Marsh asked his questions. Yes, she’d visited the Earl once or twice a week over the past four months. She couldn’t get away more often than that. Yes, she visited only at night. Yes, she’d waited until Carson, the Earl’s valet, was asleep, so she could creep past his room. Yes, she’d heard from other servants that the Earl had often argued with his son, Lord Purleigh, but she and the Earl had never spoken about his son. “Or much of anything else,” she smiled. And, no, she didn’t believe that the Earl had committed suicide.
“How, then, did he die?” Marsh asked her.
“An accident, wasn’t it? They say the door was locked when the gun went off.”

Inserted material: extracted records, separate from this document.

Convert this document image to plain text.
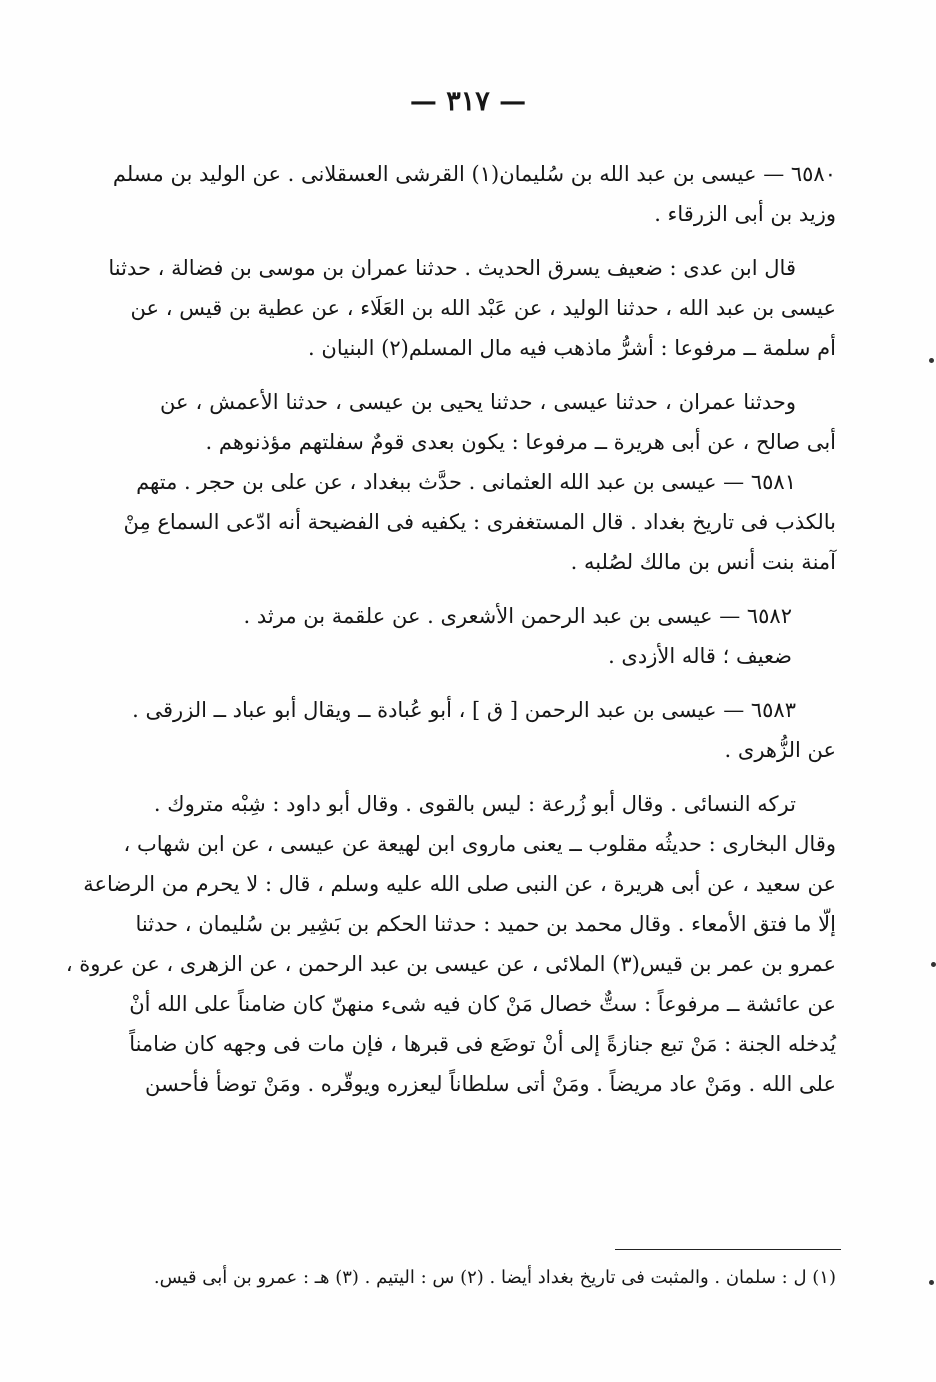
— ٣١٧ —
٦٥٨٠ — عيسى بن عبد الله بن سُليمان(١) القرشى العسقلانى . عن الوليد بن مسلم
وزيد بن أبى الزرقاء .
قال ابن عدى : ضعيف يسرق الحديث . حدثنا عمران بن موسى بن فضالة ، حدثنا
عيسى بن عبد الله ، حدثنا الوليد ، عن عَبْد الله بن العَلَاء ، عن عطية بن قيس ، عن
أم سلمة ــ مرفوعا : أشرُّ ماذهب فيه مال المسلم(٢) البنيان .
وحدثنا عمران ، حدثنا عيسى ، حدثنا يحيى بن عيسى ، حدثنا الأعمش ، عن
أبى صالح ، عن أبى هريرة ــ مرفوعا : يكون بعدى قومٌ سفلتهم مؤذنوهم .
٦٥٨١ — عيسى بن عبد الله العثمانى . حدَّث ببغداد ، عن على بن حجر . متهم
بالكذب فى تاريخ بغداد . قال المستغفرى : يكفيه فى الفضيحة أنه ادّعى السماع مِنْ
آمنة بنت أنس بن مالك لصُلبه .
٦٥٨٢ — عيسى بن عبد الرحمن الأشعرى . عن علقمة بن مرثد .
ضعيف ؛ قاله الأزدى .
٦٥٨٣ — عيسى بن عبد الرحمن [ ق ] ، أبو عُبادة ــ ويقال أبو عباد ــ الزرقى .
عن الزُّهرى .
تركه النسائى . وقال أبو زُرعة : ليس بالقوى . وقال أبو داود : شِبْه متروك .
وقال البخارى : حديثُه مقلوب ــ يعنى ماروى ابن لهيعة عن عيسى ، عن ابن شهاب ،
عن سعيد ، عن أبى هريرة ، عن النبى صلى الله عليه وسلم ، قال : لا يحرم من الرضاعة
إلّا ما فتق الأمعاء . وقال محمد بن حميد : حدثنا الحكم بن بَشِير بن سُليمان ، حدثنا
عمرو بن عمر بن قيس(٣) الملائى ، عن عيسى بن عبد الرحمن ، عن الزهرى ، عن عروة ،
عن عائشة ــ مرفوعاً : ستٌّ خصال مَنْ كان فيه شىء منهنّ كان ضامناً على الله أنْ
يُدخله الجنة : مَنْ تبع جنازةً إلى أنْ توضَع فى قبرها ، فإن مات فى وجهه كان ضامناً
على الله . ومَنْ عاد مريضاً . ومَنْ أتى سلطاناً ليعزره ويوقّره . ومَنْ توضأ فأحسن
(١) ل : سلمان . والمثبت فى تاريخ بغداد أيضا . (٢) س : اليتيم . (٣) هـ : عمرو بن أبى قيس.
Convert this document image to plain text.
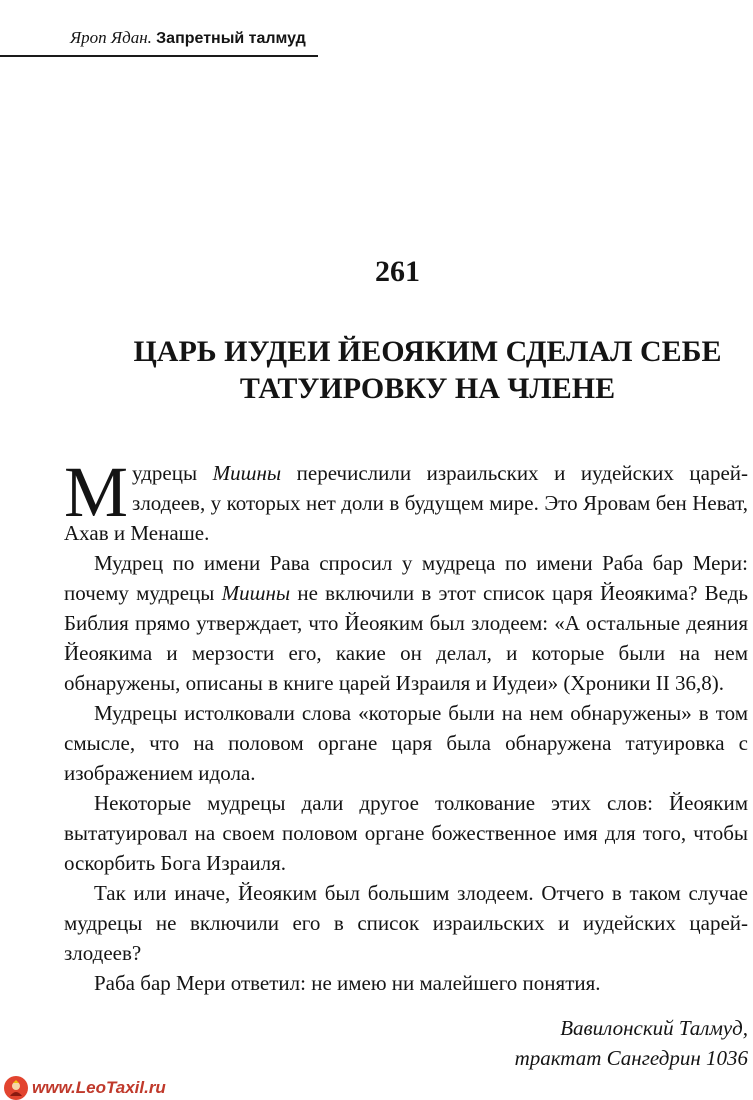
Яроп Ядан. Запретный талмуд
261
ЦАРЬ ИУДЕИ ЙЕОЯКИМ СДЕЛАЛ СЕБЕ
ТАТУИРОВКУ НА ЧЛЕНЕ

Мудрецы Мишны перечислили израильских и иудейских царей-злодеев, у которых нет доли в будущем мире. Это Яровам бен Неват, Ахав и Менаше.

Мудрец по имени Рава спросил у мудреца по имени Раба бар Мери: почему мудрецы Мишны не включили в этот список царя Йеоякима? Ведь Библия прямо утверждает, что Йеояким был злодеем: «А остальные деяния Йеоякима и мерзости его, какие он делал, и которые были на нем обнаружены, описаны в книге царей Израиля и Иудеи» (Хроники II 36,8).

Мудрецы истолковали слова «которые были на нем обнаружены» в том смысле, что на половом органе царя была обнаружена татуировка с изображением идола.

Некоторые мудрецы дали другое толкование этих слов: Йеояким вытатуировал на своем половом органе божественное имя для того, чтобы оскорбить Бога Израиля.

Так или иначе, Йеояким был большим злодеем. Отчего в таком случае мудрецы не включили его в список израильских и иудейских царей-злодеев?

Раба бар Мери ответил: не имею ни малейшего понятия.

Вавилонский Талмуд,
трактат Сангедрин 1036
www.LeoTaxil.ru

“How do you suppose he obtained the pistol?”
“One of the servants?”
“You seem to be doing an admirable job of containing your grief at the Earl’s death, Miss O’Brien.”
She glared at him for a moment. Then she said, “Listen to me, Mr. Inspector Marsh from London. I liked the poor sweet man. That toad Briggs, he’s told you about the money, I don’t doubt. And you’ll not hear me denyin’ the old man slipped me the odd crown or two, now and again. And why shouldn’t he? He wanted me to buy some lovely new dresses for myself, didn’t he, and nice handmade shoes, and silk stockings, so I could come to him looking like a lady. And who was I to tell him no? The good Lord knows he could afford it. But I liked him. He was dear with me, and he was as grateful for my bein’ with him as a wee young boy. Well, he’s dead now, and I’m sorry. I hope he’s happy as a lark wherever he is, that’s the God’s honest truth, but if you’re waitin’ for me to start wailin’ and weepin’ for your sake, then you’re in for quite a wait, Mr. Inspector.”